ILLEGITIMATE SYSTEM, ILLEGITIMATE PRODUCT

 

In Punjab, incidents of such exploitation are on the rise at an alarming rate, especially in districts like Ludhiana, Nawan Sahar, Jalandhar, Hoshiarpur, Kapurthala and Moga, from where very large numbers of Punjabis are settled in foreign countries. Not only that, if such cases were earlier heard about the grooms living in the USA, Canada, UK and other European countries, similar frauds are now being perpetrated by those working in the Gulf countries and other Arabian countries. Districts of Ludhiana, Nawan Sahar, Hoshiarpur and Jalandhar are now on the top in respects of such heinous incidents.
The exploitation of girls by NRIs is facilitated by so many factors. More than 50 percent cases are reported by the peasantry, and some 25 percent by middle class families. The main reasons for this social tragedy are the socio-economic conditions of the peasantry in Punjab, the ever-rising level of unemployment and the westernisation of social relations, which together provide a fertile ground for such incidents. 

 

Besides the lack of a strong law and of awareness among the young girls, which makes it all the easier for the NRIs to perpetrate the fraud, such cases are also kept hidden from others for fear of being stigmatised. 

 

The Janwadi Istri Sabha of Punjab, an affiliate of the All India Democratic Women’s Association (AIDWA), has brought many such cases to public knowledge, and with its help destitute girls and their parents were to initiate legal action against the culprits. But, as we all know, our legal process is extremely corrupt and time consuming. Many a time the culprits go scot-free due to the lack of an effective law. Though the phenomenon is an illegitimate offspring of the illegitimate system of capitalism, the deteriorating condition of our peasantry is making it flourish. Unemployment is another reason behind such tragic happenings. 

 

The Janwadi Istri Sabha of Punjab has been waging a relentless war against such social vices and organising rallies, seminars and meetings involving women in order to educate them against such deceivers. It has also been asking the parents not marry their daughters to anyone blindly, without verifying the antecedents and family background of the prospective bridegrooms. Also, whenever such an incident occurs to a family, its head and members must not feel shy of exposing the deceiving NRIs and taking help from or giving help to other families in calling the bluff.

 

SUGGESTED MEASURES

  1. The Janwadi Istri Sabha of Punjab feels that to check such happenings, an NRI who wants to marry a girl in India must be asked to provide before marriage his detailed bio-data and other information, duly attested by the government of the country of his residence.
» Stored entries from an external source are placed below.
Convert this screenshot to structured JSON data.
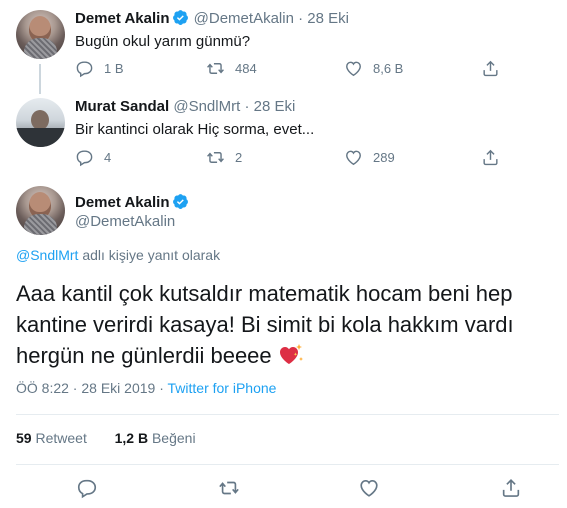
{
  "tweet1": {
    "name": "Demet Akalin",
    "handle": "@DemetAkalin",
    "date": "28 Eki",
    "text": "Bugün okul yarım günmü?",
    "reply_count": "1 B",
    "retweet_count": "484",
    "like_count": "8,6 B"
  },
  "tweet2": {
    "name": "Murat Sandal",
    "handle": "@SndlMrt",
    "date": "28 Eki",
    "text": "Bir kantinci olarak Hiç sorma, evet...",
    "reply_count": "4",
    "retweet_count": "2",
    "like_count": "289"
  },
  "main": {
    "name": "Demet Akalin",
    "handle": "@DemetAkalin",
    "reply_mention": "@SndlMrt",
    "reply_suffix": " adlı kişiye yanıt olarak",
    "text": "Aaa kantil çok kutsaldır matematik hocam beni hep kantine verirdi kasaya! Bi simit bi kola hakkım vardı hergün ne günlerdii beeee",
    "time": "ÖÖ 8:22 · 28 Eki 2019 · ",
    "source": "Twitter for iPhone",
    "retweets_count": "59",
    "retweets_label": "Retweet",
    "likes_count": "1,2 B",
    "likes_label": "Beğeni"
  },
  "colors": {
    "accent": "#1da1f2",
    "muted": "#657786",
    "text": "#14171a",
    "divider": "#e6ecf0"
  },
  "icons": [
    "verified-badge-icon",
    "reply-icon",
    "retweet-icon",
    "like-icon",
    "share-icon",
    "sparkling-heart-icon"
  ]
}
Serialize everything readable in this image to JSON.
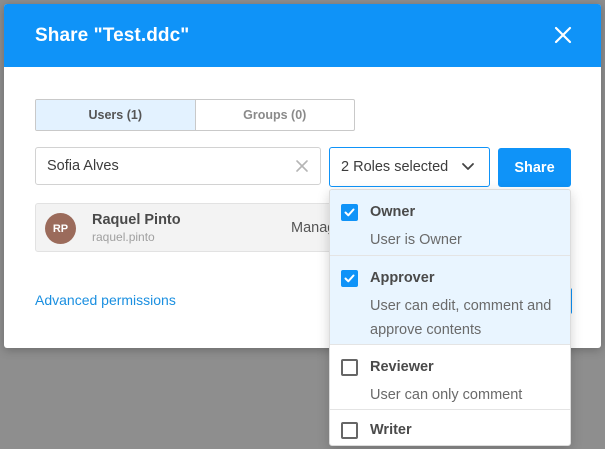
{
  "dialog": {
    "title": "Share \"Test.ddc\""
  },
  "tabs": [
    {
      "label": "Users (1)",
      "active": true
    },
    {
      "label": "Groups (0)",
      "active": false
    }
  ],
  "user_search": {
    "value": "Sofia Alves"
  },
  "roles_select": {
    "label": "2 Roles selected"
  },
  "share_button": {
    "label": "Share"
  },
  "shared_user": {
    "initials": "RP",
    "name": "Raquel Pinto",
    "login": "raquel.pinto",
    "role": "Manag"
  },
  "advanced_link": {
    "label": "Advanced permissions"
  },
  "roles_options": [
    {
      "title": "Owner",
      "description": "User is Owner",
      "checked": true
    },
    {
      "title": "Approver",
      "description": "User can edit, comment and approve contents",
      "checked": true
    },
    {
      "title": "Reviewer",
      "description": "User can only comment",
      "checked": false
    },
    {
      "title": "Writer",
      "description": "",
      "checked": false
    }
  ],
  "colors": {
    "primary": "#0f93f8",
    "selected_bg": "#e9f5ff",
    "avatar": "#9b6b5b"
  }
}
  2. Registration of an NRI groom’s marriage, solemnised in India, must be made compulsory.

  3. In case such a marriage is solemnised by a religious institution with the performance of religious rites, that institution must be made to check beforehand the identity of the groom and also his of his witnesses, and also issue a certificate of marriage.
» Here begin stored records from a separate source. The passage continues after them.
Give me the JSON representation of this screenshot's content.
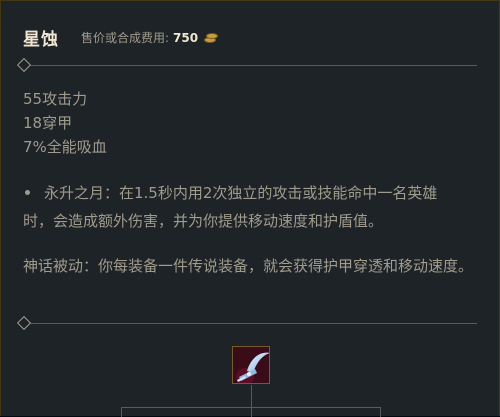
{
  "item": {
    "name": "星蚀",
    "cost_label": "售价或合成费用:",
    "cost_value": "750",
    "cost_icon": "gold-coins-icon"
  },
  "stats": [
    "55攻击力",
    "18穿甲",
    "7%全能吸血"
  ],
  "passive": {
    "text": "永升之月：在1.5秒内用2次独立的攻击或技能命中一名英雄时，会造成额外伤害，并为你提供移动速度和护盾值。"
  },
  "mythic": {
    "text": "神话被动：你每装备一件传说装备，就会获得护甲穿透和移动速度。"
  },
  "recipe": {
    "icon": "eclipse-item-icon"
  },
  "colors": {
    "background": "#1e2328",
    "title": "#f0e6d2",
    "body_text": "#a09b8c",
    "gold": "#c89b3c"
  }
}
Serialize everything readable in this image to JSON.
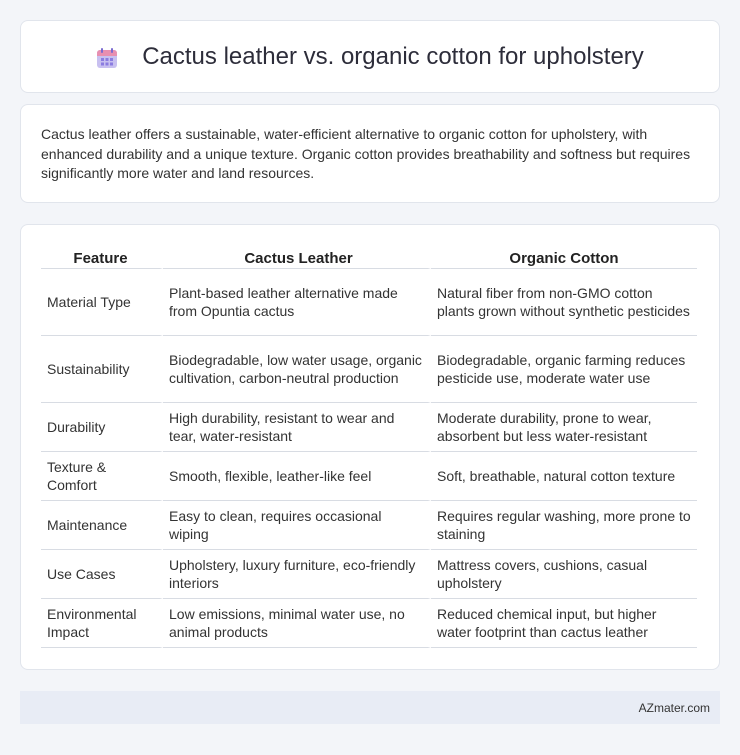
{
  "header": {
    "title": "Cactus leather vs. organic cotton for upholstery",
    "icon": "calendar-icon"
  },
  "intro": {
    "text": "Cactus leather offers a sustainable, water-efficient alternative to organic cotton for upholstery, with enhanced durability and a unique texture. Organic cotton provides breathability and softness but requires significantly more water and land resources."
  },
  "table": {
    "headers": [
      "Feature",
      "Cactus Leather",
      "Organic Cotton"
    ],
    "rows": [
      [
        "Material Type",
        "Plant-based leather alternative made from Opuntia cactus",
        "Natural fiber from non-GMO cotton plants grown without synthetic pesticides"
      ],
      [
        "Sustainability",
        "Biodegradable, low water usage, organic cultivation, carbon-neutral production",
        "Biodegradable, organic farming reduces pesticide use, moderate water use"
      ],
      [
        "Durability",
        "High durability, resistant to wear and tear, water-resistant",
        "Moderate durability, prone to wear, absorbent but less water-resistant"
      ],
      [
        "Texture & Comfort",
        "Smooth, flexible, leather-like feel",
        "Soft, breathable, natural cotton texture"
      ],
      [
        "Maintenance",
        "Easy to clean, requires occasional wiping",
        "Requires regular washing, more prone to staining"
      ],
      [
        "Use Cases",
        "Upholstery, luxury furniture, eco-friendly interiors",
        "Mattress covers, cushions, casual upholstery"
      ],
      [
        "Environmental Impact",
        "Low emissions, minimal water use, no animal products",
        "Reduced chemical input, but higher water footprint than cactus leather"
      ]
    ]
  },
  "footer": {
    "brand": "AZmater.com"
  },
  "colors": {
    "background": "#f3f5f9",
    "card": "#ffffff",
    "footer": "#e8ecf5",
    "icon_primary": "#9b8be0",
    "icon_accent": "#e88fb0"
  }
}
  4. The law of the land must be recast in such a manner as to empower the girl’s family to stand against such injustice and exploitation. A special cell of the police force must be there to effectively provide justice to the aggrieved family.

  5. An FIR must be registered in the police cell especially created for such cases involving NRIs. The police must be made to act speedily in such cases.
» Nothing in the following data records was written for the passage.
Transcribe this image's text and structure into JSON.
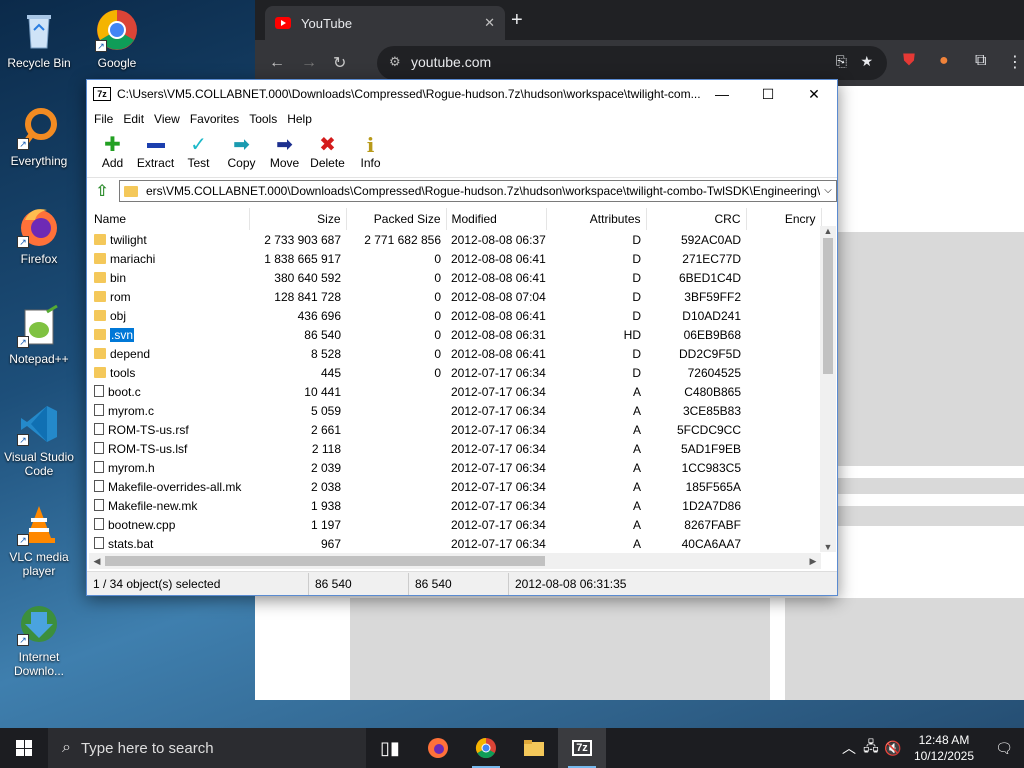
{
  "desktop": {
    "icons": [
      {
        "label": "Recycle Bin",
        "icon": "recycle-bin-icon"
      },
      {
        "label": "Google",
        "icon": "chrome-icon"
      },
      {
        "label": "Everything",
        "icon": "search-icon"
      },
      {
        "label": "Firefox",
        "icon": "firefox-icon"
      },
      {
        "label": "Notepad++",
        "icon": "notepad-icon"
      },
      {
        "label": "Visual Studio Code",
        "icon": "vscode-icon"
      },
      {
        "label": "VLC media player",
        "icon": "vlc-icon"
      },
      {
        "label": "Internet Downlo...",
        "icon": "idm-icon"
      }
    ]
  },
  "browser": {
    "tab_title": "YouTube",
    "url": "youtube.com"
  },
  "window": {
    "app_icon_text": "7z",
    "title": "C:\\Users\\VM5.COLLABNET.000\\Downloads\\Compressed\\Rogue-hudson.7z\\hudson\\workspace\\twilight-com...",
    "menu": [
      "File",
      "Edit",
      "View",
      "Favorites",
      "Tools",
      "Help"
    ],
    "toolbar": [
      "Add",
      "Extract",
      "Test",
      "Copy",
      "Move",
      "Delete",
      "Info"
    ],
    "path": "ers\\VM5.COLLABNET.000\\Downloads\\Compressed\\Rogue-hudson.7z\\hudson\\workspace\\twilight-combo-TwlSDK\\Engineering\\",
    "columns": [
      "Name",
      "Size",
      "Packed Size",
      "Modified",
      "Attributes",
      "CRC",
      "Encry"
    ],
    "rows": [
      {
        "type": "folder",
        "name": "twilight",
        "size": "2 733 903 687",
        "packed": "2 771 682 856",
        "modified": "2012-08-08 06:37",
        "attr": "D",
        "crc": "592AC0AD"
      },
      {
        "type": "folder",
        "name": "mariachi",
        "size": "1 838 665 917",
        "packed": "0",
        "modified": "2012-08-08 06:41",
        "attr": "D",
        "crc": "271EC77D"
      },
      {
        "type": "folder",
        "name": "bin",
        "size": "380 640 592",
        "packed": "0",
        "modified": "2012-08-08 06:41",
        "attr": "D",
        "crc": "6BED1C4D"
      },
      {
        "type": "folder",
        "name": "rom",
        "size": "128 841 728",
        "packed": "0",
        "modified": "2012-08-08 07:04",
        "attr": "D",
        "crc": "3BF59FF2"
      },
      {
        "type": "folder",
        "name": "obj",
        "size": "436 696",
        "packed": "0",
        "modified": "2012-08-08 06:41",
        "attr": "D",
        "crc": "D10AD241"
      },
      {
        "type": "folder",
        "name": ".svn",
        "size": "86 540",
        "packed": "0",
        "modified": "2012-08-08 06:31",
        "attr": "HD",
        "crc": "06EB9B68",
        "selected": true
      },
      {
        "type": "folder",
        "name": "depend",
        "size": "8 528",
        "packed": "0",
        "modified": "2012-08-08 06:41",
        "attr": "D",
        "crc": "DD2C9F5D"
      },
      {
        "type": "folder",
        "name": "tools",
        "size": "445",
        "packed": "0",
        "modified": "2012-07-17 06:34",
        "attr": "D",
        "crc": "72604525"
      },
      {
        "type": "file",
        "name": "boot.c",
        "size": "10 441",
        "packed": "",
        "modified": "2012-07-17 06:34",
        "attr": "A",
        "crc": "C480B865"
      },
      {
        "type": "file",
        "name": "myrom.c",
        "size": "5 059",
        "packed": "",
        "modified": "2012-07-17 06:34",
        "attr": "A",
        "crc": "3CE85B83"
      },
      {
        "type": "file",
        "name": "ROM-TS-us.rsf",
        "size": "2 661",
        "packed": "",
        "modified": "2012-07-17 06:34",
        "attr": "A",
        "crc": "5FCDC9CC"
      },
      {
        "type": "file",
        "name": "ROM-TS-us.lsf",
        "size": "2 118",
        "packed": "",
        "modified": "2012-07-17 06:34",
        "attr": "A",
        "crc": "5AD1F9EB"
      },
      {
        "type": "file",
        "name": "myrom.h",
        "size": "2 039",
        "packed": "",
        "modified": "2012-07-17 06:34",
        "attr": "A",
        "crc": "1CC983C5"
      },
      {
        "type": "file",
        "name": "Makefile-overrides-all.mk",
        "size": "2 038",
        "packed": "",
        "modified": "2012-07-17 06:34",
        "attr": "A",
        "crc": "185F565A"
      },
      {
        "type": "file",
        "name": "Makefile-new.mk",
        "size": "1 938",
        "packed": "",
        "modified": "2012-07-17 06:34",
        "attr": "A",
        "crc": "1D2A7D86"
      },
      {
        "type": "file",
        "name": "bootnew.cpp",
        "size": "1 197",
        "packed": "",
        "modified": "2012-07-17 06:34",
        "attr": "A",
        "crc": "8267FABF"
      },
      {
        "type": "file",
        "name": "stats.bat",
        "size": "967",
        "packed": "",
        "modified": "2012-07-17 06:34",
        "attr": "A",
        "crc": "40CA6AA7"
      }
    ],
    "status": {
      "selection": "1 / 34 object(s) selected",
      "size": "86 540",
      "packed": "86 540",
      "modified": "2012-08-08 06:31:35"
    }
  },
  "taskbar": {
    "search_placeholder": "Type here to search",
    "time": "12:48 AM",
    "date": "10/12/2025"
  },
  "colors": {
    "selection": "#0078d7",
    "folder": "#f4c85a",
    "taskbar": "#1c1d21"
  }
}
  6. A public awareness drive must be initiated against such social evils and the deceivers must be exposed.

  7. Due legal, financial and other required assistance must be provided to such victims. There must be a strong and broad-based women’s movement against this evil so as to save the innocent and young girls in Punjab from falling prey to this evil.

  8. Indian embassies in foreign countries must be made more cooperative in these cases so that culprits can be prosecuted immediately in India.
    (Rajinder Kaur Chohka is general secretary of the Janwadi Istri Sabha of Punjab. This write-up is an edited version of her paper presented at the NCW’s siminar on NRI marriages, held at Chandigarh.)